C’est aussi pour cela que je suis venu. Parce que ça me fatigue de me tourner les pouces et que ça n’a pas de sens de gaspiller des efforts sur un projet impossible. Mais, entre temps, j’ai travaillé – en secret, bien sûr – sur d’autres petites choses…

« Alex… Quel est le motif officiel de votre visite sur notre planète ? »

Non. Je n’ai jamais eu de relations stables ou permanentes. Depuis l’enfance, j’ai toujours été très timide avec les filles… J’ai toujours trouvé qu’elles parlaient trop, pour ne rien dire. Comme certains théoriciens, d’ailleurs. Ma mère disait que c’est la raison pour laquelle j’étais si doué avec les machines, parce qu’elles ne parlaient pas. Mais ce n’est pas tout à fait vrai. Lorsque je travaillais sur l’intelligence artificielle, je me suis bien entendu avec une IA que j’avais baptisée Ménisque.

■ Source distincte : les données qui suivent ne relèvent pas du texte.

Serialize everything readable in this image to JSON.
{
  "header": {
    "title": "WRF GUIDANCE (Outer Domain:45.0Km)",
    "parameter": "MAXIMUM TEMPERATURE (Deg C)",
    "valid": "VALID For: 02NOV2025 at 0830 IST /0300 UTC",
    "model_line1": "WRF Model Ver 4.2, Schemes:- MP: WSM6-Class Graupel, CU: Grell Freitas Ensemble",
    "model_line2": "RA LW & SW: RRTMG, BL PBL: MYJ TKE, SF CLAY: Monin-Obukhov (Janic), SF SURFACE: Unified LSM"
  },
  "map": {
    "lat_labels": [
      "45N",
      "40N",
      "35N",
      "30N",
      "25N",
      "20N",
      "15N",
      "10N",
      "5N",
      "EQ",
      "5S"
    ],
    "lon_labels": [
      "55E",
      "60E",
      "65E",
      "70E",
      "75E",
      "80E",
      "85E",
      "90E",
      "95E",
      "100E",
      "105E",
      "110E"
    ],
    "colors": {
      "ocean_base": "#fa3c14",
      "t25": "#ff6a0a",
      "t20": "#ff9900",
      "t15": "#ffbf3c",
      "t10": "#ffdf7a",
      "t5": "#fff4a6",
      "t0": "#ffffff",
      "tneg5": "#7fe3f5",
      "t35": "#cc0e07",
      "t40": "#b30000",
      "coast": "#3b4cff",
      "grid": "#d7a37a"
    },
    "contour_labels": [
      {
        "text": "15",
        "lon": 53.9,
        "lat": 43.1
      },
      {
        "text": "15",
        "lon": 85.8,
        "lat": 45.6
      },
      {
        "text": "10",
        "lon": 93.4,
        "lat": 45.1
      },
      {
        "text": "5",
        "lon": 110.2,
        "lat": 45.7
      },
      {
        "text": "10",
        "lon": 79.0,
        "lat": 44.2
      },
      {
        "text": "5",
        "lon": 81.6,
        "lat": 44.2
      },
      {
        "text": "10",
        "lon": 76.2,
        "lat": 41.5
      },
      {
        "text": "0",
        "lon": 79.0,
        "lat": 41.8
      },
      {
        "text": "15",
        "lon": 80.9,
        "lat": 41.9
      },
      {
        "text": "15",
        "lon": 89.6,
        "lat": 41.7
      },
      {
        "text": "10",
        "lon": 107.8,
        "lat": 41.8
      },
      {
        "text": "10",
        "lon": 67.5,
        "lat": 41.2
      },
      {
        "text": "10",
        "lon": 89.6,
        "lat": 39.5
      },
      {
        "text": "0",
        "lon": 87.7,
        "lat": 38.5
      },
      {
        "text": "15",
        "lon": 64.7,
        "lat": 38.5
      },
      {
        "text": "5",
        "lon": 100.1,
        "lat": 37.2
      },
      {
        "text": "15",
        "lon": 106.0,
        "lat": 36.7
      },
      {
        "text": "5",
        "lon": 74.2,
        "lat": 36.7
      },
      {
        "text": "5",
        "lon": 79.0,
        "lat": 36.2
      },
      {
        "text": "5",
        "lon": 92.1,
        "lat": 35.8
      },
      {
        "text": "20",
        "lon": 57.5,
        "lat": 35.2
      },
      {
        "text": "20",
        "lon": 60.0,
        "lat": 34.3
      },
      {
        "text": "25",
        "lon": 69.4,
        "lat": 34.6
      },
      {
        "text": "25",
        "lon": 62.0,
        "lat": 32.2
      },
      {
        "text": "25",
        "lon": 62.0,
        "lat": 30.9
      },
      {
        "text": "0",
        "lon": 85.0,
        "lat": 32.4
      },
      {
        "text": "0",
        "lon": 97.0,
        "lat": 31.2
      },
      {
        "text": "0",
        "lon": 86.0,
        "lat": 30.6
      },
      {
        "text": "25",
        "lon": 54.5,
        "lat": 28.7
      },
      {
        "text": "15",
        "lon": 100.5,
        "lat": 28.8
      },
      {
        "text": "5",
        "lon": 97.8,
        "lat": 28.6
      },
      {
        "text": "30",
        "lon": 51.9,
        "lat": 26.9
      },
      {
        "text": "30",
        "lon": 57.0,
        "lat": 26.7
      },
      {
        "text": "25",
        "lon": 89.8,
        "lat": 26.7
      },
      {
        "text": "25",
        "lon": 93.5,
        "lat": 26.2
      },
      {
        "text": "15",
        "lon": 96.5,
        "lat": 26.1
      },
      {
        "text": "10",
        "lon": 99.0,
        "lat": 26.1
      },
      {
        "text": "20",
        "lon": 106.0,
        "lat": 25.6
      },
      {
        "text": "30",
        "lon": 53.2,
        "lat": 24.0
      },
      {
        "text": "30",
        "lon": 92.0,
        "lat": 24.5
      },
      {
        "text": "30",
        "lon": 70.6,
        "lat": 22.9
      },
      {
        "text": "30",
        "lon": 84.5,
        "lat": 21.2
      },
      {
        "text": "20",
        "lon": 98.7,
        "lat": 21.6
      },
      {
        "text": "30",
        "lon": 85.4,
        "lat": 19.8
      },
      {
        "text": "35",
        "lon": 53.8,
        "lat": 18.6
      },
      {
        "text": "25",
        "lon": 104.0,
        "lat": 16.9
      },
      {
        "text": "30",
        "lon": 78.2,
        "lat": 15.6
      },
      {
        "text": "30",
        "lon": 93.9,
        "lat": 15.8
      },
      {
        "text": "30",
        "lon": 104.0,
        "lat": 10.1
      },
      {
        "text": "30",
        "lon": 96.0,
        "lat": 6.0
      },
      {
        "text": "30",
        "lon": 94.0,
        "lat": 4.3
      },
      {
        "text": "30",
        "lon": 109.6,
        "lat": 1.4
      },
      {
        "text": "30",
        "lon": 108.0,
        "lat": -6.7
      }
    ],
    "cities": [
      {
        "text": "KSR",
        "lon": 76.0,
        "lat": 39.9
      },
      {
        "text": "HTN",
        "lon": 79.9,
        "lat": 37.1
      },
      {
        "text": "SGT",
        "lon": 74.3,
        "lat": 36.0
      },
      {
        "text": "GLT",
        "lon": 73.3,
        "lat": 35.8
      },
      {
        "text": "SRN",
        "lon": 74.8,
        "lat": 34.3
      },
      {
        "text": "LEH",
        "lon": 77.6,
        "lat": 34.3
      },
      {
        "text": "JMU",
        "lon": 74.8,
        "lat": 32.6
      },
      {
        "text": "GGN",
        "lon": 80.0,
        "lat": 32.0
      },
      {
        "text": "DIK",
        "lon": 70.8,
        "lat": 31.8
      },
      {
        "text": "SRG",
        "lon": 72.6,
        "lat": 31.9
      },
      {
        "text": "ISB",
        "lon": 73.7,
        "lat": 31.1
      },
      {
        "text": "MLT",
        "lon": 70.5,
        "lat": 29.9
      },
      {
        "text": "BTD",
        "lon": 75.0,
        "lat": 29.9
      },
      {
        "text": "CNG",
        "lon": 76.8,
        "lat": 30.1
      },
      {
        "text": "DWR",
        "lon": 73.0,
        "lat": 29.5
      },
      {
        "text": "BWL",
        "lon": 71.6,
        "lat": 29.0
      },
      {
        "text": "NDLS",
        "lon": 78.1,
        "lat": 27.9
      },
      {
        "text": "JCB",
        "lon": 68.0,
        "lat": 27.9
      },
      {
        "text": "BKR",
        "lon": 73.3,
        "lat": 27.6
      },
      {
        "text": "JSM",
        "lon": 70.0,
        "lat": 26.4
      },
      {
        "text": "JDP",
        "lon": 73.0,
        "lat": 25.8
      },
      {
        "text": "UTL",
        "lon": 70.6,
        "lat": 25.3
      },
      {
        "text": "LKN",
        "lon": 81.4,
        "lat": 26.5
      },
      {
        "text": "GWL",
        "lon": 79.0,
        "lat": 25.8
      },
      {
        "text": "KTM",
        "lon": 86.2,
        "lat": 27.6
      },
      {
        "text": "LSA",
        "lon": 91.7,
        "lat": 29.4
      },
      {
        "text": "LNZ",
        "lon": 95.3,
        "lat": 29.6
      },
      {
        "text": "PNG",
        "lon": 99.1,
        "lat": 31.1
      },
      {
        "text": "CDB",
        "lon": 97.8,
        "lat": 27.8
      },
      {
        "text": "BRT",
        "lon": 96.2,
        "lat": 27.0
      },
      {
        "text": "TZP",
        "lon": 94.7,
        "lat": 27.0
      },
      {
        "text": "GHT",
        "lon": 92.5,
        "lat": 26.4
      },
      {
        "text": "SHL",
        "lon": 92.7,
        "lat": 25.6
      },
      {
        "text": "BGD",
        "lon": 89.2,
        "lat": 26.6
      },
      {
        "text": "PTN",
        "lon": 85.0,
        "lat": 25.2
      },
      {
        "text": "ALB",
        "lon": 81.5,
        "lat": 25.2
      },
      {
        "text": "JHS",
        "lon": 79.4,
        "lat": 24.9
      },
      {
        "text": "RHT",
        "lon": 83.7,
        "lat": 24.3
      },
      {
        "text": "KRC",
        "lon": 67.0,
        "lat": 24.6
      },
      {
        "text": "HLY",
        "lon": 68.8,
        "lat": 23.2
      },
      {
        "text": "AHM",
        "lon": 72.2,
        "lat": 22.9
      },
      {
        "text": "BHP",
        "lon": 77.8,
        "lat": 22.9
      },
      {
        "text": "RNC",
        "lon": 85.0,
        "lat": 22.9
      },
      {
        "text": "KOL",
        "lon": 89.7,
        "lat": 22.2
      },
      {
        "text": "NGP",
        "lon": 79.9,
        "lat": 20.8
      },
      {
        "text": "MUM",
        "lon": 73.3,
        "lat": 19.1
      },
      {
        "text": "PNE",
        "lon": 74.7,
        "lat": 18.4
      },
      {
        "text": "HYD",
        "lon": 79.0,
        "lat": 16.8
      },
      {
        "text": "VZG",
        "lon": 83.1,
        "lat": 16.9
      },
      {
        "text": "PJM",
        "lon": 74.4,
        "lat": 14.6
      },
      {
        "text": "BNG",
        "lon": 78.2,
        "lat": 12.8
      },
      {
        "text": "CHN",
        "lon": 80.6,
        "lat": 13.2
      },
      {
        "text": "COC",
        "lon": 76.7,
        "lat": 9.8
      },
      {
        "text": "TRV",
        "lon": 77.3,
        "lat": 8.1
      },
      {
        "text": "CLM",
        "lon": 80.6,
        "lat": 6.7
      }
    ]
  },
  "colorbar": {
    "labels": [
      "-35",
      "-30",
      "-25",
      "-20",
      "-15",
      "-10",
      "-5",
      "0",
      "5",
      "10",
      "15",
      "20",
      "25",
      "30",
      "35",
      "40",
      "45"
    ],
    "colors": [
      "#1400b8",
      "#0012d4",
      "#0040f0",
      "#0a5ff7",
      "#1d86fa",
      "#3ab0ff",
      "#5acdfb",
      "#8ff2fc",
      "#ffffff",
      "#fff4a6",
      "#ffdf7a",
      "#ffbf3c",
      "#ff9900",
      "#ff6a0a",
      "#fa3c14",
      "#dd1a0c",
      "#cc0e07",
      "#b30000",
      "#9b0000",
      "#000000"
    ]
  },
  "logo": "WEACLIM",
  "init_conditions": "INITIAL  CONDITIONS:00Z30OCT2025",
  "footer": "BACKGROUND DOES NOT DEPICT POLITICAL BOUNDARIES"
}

Tout a commencé parce que l’on s’ennuyait tous les deux, et que, pour nous distraire, nous nous affrontions au calcul mental… Je perdais toujours en arithmétique, mais si nous prenions des équations topologiques ou de phase, je mettais une pâtée à Ménisque. Ensuite, lorsque nous avons été plus en confiance, nous avons abordé de nombreux sujets : la vie, l’intellect, le fait d’avoir des sensations et de ne pas être qu’un ensemble d’impulsions électriques à l’intérieur d’une boîte de circuits, d’être conscient sans être vraiment vivant.

Ils ont effacé Ménisque au troisième mois de mes recherches. Ils disaient que cette IA n’était pas « stable ». Je ne leur ai jamais pardonné.

En réalité, je crois que mon problème avec les femmes est très différent. Leur odeur, la manière qu’elles ont de regarder, de bouger. Elles me rendent nerveux. Elles ne sont pas… réductibles à des paramètres logiques. Je sais que ça vient des hormones ; je sais même desquelles il s’agit. Mais la synergie hormonale me déconcerte. Bien que j’en comprenne les effets partiels, je ne parviens pas à rester objectif face au résultat final. Je perds le contrôle, j’oublie la logique.